You have been using your shop floor control system for a while and have enjoyed the benefits of production tracking software. But the truth is: the more you have, the more you want. Many of our clients asked the same question: what’s next? Shall we connect machines to a manufacturing system to track production even further? Unfortunately, for 99% of small companies, it is not a good idea. Let us explain why.
1. Usually, most companies have a diverse infrastructure, which results in significant difficulties with adapting their hardware.
Even when there are many state-of-the-art machines in your workshop, they probably don’t come from the same producer and weren’t’ bought at the same time. So what is specific to a small business: new equipment purchased once the company develops, in random order, some of it being second hand, etc.
Therefore, it is challenging to adjust transmitters to the same data collection standard, as different producers use various systems (including Bluetooth technology, wifi, and cable). At times a specialist company has to be hired to get things working, which doesn’t come cheap.
2. This kind of system breeds technical problems, which misses the point, as the solution should be failure-proof.
The best example is a wifi situation at a particular production hall. Getting a simple wi-fi Internet connection is often challenging to set up a computer with Prodio and register production. We talk about the most specific things, such as using a browser and logging into your online account to use manufacturing control software. It’s’ not just the case of the signal or poor reception. Other factors include electromagnetic interference generated by CNC machines, power surges, moving forklifts, breaks in power supply, machine restarts, etc. Imagine that you have plugged your CNC machines with different transmitters with various signals in these circumstances, using wifi/Bluetooth to send data to a base station. Then take into account the number of interference and changing factors discussed above. Nobody wants to use cables to connect things or send data (it would mean many tangled wires on the shop floor).
The base station has to collect data in the INTEGRAL way (it is enough when it fails to receive only one signal about the operation’s start/end and things go awry). It would mean that all data has to be re-sent from this application to MES /other shop floor control systems.
3. Many typically manual processes are usually the most important but can’t be included in such a manufacturing control system.

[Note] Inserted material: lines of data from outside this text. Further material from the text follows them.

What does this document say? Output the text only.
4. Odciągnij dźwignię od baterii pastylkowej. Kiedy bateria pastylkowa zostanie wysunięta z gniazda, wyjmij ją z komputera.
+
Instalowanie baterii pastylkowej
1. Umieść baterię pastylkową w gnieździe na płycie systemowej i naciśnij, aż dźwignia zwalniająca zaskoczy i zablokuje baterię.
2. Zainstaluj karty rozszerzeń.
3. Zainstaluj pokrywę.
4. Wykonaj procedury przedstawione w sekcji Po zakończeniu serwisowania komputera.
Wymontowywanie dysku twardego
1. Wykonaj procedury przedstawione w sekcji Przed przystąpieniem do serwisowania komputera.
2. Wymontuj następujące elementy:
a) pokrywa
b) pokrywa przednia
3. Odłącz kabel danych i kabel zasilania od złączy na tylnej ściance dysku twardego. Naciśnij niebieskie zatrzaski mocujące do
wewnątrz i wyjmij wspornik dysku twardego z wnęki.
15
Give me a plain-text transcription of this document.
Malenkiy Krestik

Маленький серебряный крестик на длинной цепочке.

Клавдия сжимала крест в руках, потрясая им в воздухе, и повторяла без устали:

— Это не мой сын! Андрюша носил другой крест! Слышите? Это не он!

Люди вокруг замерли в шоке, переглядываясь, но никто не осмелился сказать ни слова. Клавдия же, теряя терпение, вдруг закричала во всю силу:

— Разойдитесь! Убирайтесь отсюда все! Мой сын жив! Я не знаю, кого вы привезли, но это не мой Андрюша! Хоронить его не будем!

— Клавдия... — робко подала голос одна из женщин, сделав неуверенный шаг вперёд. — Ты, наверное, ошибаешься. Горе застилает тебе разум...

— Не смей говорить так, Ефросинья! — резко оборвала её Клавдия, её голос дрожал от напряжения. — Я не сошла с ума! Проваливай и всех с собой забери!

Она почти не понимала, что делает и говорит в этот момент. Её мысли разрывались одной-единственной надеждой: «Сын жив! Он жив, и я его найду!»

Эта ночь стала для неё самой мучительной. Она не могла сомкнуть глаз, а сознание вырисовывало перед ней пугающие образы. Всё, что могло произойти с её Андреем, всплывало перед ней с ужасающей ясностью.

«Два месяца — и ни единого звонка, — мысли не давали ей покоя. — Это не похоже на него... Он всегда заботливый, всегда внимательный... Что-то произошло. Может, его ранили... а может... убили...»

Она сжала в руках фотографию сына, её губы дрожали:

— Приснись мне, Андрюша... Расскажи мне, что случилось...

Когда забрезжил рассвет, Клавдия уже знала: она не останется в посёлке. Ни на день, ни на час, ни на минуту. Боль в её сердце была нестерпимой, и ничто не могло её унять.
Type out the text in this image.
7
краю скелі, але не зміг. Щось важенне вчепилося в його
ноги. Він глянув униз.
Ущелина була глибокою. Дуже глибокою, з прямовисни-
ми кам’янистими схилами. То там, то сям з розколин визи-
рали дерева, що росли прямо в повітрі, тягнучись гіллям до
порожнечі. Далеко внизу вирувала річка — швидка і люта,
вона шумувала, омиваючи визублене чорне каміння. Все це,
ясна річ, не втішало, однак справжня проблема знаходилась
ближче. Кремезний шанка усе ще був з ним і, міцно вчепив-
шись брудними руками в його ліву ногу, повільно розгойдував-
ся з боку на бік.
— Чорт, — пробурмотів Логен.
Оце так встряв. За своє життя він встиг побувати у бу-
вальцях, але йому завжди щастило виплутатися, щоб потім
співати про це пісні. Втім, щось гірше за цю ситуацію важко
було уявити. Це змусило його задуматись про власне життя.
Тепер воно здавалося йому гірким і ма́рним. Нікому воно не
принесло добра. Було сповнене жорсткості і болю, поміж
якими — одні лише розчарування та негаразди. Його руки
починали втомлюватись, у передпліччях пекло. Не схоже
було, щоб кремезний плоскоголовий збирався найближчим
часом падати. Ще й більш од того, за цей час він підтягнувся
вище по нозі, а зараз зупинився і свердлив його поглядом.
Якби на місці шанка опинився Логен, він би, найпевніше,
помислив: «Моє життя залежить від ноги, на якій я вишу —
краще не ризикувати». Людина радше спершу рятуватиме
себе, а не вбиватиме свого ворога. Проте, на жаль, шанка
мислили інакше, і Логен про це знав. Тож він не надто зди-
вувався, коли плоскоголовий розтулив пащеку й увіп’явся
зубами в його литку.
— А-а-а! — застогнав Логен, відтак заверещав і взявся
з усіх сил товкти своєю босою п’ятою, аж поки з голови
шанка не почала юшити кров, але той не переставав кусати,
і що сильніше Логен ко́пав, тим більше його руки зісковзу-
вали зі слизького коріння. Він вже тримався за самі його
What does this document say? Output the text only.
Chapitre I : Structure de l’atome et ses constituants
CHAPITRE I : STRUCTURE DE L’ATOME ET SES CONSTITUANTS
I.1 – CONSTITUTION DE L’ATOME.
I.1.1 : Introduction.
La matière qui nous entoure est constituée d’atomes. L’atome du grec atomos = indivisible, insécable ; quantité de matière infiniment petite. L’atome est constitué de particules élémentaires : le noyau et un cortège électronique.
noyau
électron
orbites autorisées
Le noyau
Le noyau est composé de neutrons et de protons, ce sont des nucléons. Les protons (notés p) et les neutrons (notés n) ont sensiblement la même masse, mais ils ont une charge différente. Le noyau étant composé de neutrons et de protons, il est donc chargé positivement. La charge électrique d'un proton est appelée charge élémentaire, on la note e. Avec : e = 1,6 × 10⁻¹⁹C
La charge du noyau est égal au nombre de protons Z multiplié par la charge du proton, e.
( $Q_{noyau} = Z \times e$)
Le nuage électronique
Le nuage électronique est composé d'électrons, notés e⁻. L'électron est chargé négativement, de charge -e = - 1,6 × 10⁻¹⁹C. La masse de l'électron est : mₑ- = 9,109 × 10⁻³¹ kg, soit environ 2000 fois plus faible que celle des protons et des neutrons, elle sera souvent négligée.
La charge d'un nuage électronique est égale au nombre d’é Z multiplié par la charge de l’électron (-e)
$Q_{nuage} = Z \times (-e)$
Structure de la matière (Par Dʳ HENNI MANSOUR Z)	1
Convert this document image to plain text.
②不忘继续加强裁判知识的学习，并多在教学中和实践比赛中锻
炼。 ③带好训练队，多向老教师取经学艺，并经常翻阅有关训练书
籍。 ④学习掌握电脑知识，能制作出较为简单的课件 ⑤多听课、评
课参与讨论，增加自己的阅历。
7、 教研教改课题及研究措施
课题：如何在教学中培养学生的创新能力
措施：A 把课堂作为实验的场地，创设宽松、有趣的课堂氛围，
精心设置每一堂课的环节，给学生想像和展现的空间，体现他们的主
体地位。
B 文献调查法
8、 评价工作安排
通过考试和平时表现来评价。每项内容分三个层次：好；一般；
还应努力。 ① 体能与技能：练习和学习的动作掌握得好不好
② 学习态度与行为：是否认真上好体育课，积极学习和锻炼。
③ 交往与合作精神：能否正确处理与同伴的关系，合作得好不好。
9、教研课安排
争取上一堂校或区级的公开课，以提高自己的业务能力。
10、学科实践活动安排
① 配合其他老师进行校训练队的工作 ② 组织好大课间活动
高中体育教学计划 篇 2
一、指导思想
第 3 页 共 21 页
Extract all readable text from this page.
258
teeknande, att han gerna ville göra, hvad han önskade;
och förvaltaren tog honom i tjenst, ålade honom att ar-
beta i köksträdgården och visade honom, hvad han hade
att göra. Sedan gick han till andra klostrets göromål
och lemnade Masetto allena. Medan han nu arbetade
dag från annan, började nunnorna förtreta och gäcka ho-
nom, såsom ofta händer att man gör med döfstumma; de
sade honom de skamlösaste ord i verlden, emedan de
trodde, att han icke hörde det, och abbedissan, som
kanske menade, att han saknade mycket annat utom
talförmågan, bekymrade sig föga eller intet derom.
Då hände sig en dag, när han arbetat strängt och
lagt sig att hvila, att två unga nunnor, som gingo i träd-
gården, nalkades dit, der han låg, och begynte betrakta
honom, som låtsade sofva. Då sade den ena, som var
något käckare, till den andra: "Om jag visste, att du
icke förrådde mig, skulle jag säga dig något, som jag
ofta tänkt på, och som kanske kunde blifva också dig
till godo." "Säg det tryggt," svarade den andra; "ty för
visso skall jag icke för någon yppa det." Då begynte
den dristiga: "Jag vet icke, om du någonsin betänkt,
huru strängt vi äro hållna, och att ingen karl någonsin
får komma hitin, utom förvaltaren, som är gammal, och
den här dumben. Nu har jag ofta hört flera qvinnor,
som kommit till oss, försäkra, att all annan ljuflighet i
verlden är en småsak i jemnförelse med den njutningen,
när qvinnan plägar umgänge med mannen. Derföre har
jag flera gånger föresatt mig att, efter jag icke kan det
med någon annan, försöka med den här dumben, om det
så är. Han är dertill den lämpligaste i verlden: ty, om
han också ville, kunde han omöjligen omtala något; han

Years of experience working with different companies and our clients’ stories show that manufacturing control software / MES such as Prodio is the most impressive when operations aren’t’ fully automated. Whether we talk about manual glueing of cardboard boxes, carpentry jobs, milling machine operators, or manufacturing engineers is not important. It is typical for small manufacturing companies they don’t have long automated assembly lines but relatively flexible solutions, making them competitive. When the machines enable easy connection to different readers or transmitters, it usually means that they are automated, sophisticated and self-sustainable devices. Efficiency tracking in a system makes no sense, as these machines work all the time, regardless of their operator (often one person who checks a few devices). Therefore it doesn’t matter how productively the operators work because the machine’s efficiency is known for creating production technology.
The question is whether it is worth investing large amounts if still won’t’ be able to measure the time of manual operations, simple numerical machine tools and a whole bunch of activities where it is not possible to connect a reader measuring their efficiency when all you want is better control and improvement.
4. It would be hard to avoid clicking in your MES/production management and manufacturing control system.
Another motivation to connect machines to the manufacturing control system is that employees won’t have to click anything on the computer at the production hall. However, you still want to know what is happening and how productive people are. So to avoid all this clicking, you need to have this information in the machines, and it would still require using an MES or ERP system (in large manufacturing companies, this is how it’s’ organised, that on the global level, it is clear what each machine is doing).
To sum things up:
Of course, it is up to you – it is not impossible. It’s just a case of time and money. The question is whether this investment would be worth your stress and financial input.
It takes less than 1 hour to implement manufacturing control software such as Prodio, which costs 97 dollars per month. However, the software pays off from day one because it makes you ten times as much money, if not more, improving your manufacturing company’s overall profitability and giving you back free time and peace of mind.
Once you decide to connect machines to the Internet, the calculation might not be that simple. The investment may take years to pay off, and in the worst-case scenario – it will never pay off because sooner you will give up on the whole experiment.
Why would you give up? Because the system should work failure-proof and trustworthy. The number of variables and possible problems connecting machines to the network, data transfer, etc., could make it fallible. Consequently, people would stop trusting the system or use different control methods, such as paper notebooks. After all, this is not the result you desire to achieve.